The Securities and Exchange Commission announced that in fiscal year 2015, it continued to build a strong record of first-of-their-kind cases that spanned the spectrum of the securities industry.
The SEC’s increase in enforcement actions is significant. The SEC’s independent enforcement actions have increased substantially since 2013, up to 507 actions from 341. This has resulted in disgorgement and penalties to increase from $3.4 billion dollars in 2013 to $4.19 billion dollars in 2015.

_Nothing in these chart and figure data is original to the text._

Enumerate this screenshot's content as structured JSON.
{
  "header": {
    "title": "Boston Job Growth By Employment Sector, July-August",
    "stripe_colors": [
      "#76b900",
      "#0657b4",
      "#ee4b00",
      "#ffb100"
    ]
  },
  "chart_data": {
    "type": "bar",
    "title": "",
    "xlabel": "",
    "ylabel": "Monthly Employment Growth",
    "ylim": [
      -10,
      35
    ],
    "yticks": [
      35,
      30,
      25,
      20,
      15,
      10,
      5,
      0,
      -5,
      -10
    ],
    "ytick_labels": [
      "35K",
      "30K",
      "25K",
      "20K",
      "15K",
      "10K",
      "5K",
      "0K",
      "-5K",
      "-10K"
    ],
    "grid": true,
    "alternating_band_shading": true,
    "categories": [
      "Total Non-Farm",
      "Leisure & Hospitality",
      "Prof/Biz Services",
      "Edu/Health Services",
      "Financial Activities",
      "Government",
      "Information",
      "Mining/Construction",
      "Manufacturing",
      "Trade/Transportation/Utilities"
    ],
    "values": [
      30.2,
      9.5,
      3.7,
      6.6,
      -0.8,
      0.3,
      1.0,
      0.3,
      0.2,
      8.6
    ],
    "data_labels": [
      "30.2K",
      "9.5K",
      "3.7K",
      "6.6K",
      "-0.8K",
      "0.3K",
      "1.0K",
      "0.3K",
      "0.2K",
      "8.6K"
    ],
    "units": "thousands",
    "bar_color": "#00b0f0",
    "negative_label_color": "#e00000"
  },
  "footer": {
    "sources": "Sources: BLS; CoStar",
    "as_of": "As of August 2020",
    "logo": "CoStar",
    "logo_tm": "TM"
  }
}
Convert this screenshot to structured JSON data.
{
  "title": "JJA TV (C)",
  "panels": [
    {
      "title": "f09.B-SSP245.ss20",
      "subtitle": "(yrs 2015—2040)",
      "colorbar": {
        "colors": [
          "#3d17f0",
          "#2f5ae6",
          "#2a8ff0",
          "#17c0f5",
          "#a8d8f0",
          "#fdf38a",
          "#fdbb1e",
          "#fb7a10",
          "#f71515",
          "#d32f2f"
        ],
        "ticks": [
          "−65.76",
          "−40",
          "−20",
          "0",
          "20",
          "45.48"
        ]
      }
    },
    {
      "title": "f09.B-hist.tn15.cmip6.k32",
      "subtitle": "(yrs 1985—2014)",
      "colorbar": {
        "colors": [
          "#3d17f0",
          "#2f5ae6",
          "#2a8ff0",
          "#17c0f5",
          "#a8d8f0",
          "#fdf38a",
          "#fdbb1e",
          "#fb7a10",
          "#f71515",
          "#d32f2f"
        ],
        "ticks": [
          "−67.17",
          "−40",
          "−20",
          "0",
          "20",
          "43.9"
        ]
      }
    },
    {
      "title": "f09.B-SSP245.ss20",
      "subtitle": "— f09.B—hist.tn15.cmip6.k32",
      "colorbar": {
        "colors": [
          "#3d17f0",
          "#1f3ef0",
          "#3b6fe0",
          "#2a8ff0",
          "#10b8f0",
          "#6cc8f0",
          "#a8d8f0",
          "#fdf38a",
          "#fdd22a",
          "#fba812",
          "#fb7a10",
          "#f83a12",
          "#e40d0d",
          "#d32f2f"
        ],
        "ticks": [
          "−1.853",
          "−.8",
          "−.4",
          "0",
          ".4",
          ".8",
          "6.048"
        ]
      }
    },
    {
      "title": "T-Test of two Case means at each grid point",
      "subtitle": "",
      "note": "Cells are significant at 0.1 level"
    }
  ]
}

To that end, in the fiscal year that ended in September, the SEC filed 807 enforcement actions covering a wide range of misconduct, and obtained orders totaling approximately $4.2 billion in disgorgement and penalties. Of the 807 enforcement actions filed in fiscal year 2015, a record 507 were independent actions for violations of the federal securities laws and 300 were either actions against issuers who were delinquent in making required filings with the SEC or administrative proceedings seeking bars against individuals based on criminal convictions, civil injunctions, or other orders.
The following are a sample of the variety of enforcement issues the SEC addressed this past year:
- Financial reporting remained a key enforcement priority and this past fiscal year involved a number of significant financial fraud and issuer disclosure matters, including actions against companies and executives.
- Charged 87 parties in cases involving trading on the basis of insider information. Many of these cases involved complex insider trading rings which were cracked by Enforcement’s innovative uses of data and analytics to spot suspicious trading.
- Brought a first-ever action for failure to report a material compliance matter to a fund board against Blackrock Advisors LLC, arising from the firm’s failure to disclose a conflict of interest created by the outside business activity of a top-performing portfolio manager. The SEC also charged Blackrock’s former CCO.
- Filed several actions to halt international investment frauds, including those that targeted, among others, immigrant communities.
- Filed significant actions under the Foreign Corrupt Practices Act (FCPA) against Bio-Rad Labratories Inc., Avon Products Inc., Goodyear Tire & Rubber Company, BHP Billiton and Hitachi.
- Charged a Wisconsin-based investment advisory firm and its owner for fraudulently “cherry-picking” winning options trades. Those trades were identified with help from the agency’s Division of Economic and Risk Analysis (DERA), which conducted a statistical analysis to determine whether the trades at issue could have resulted from a coincidental or lucky combination of trades.
The ultimate take away is that the cost of non-compliance with federal securities laws is not only increasing, it is becoming a significant number.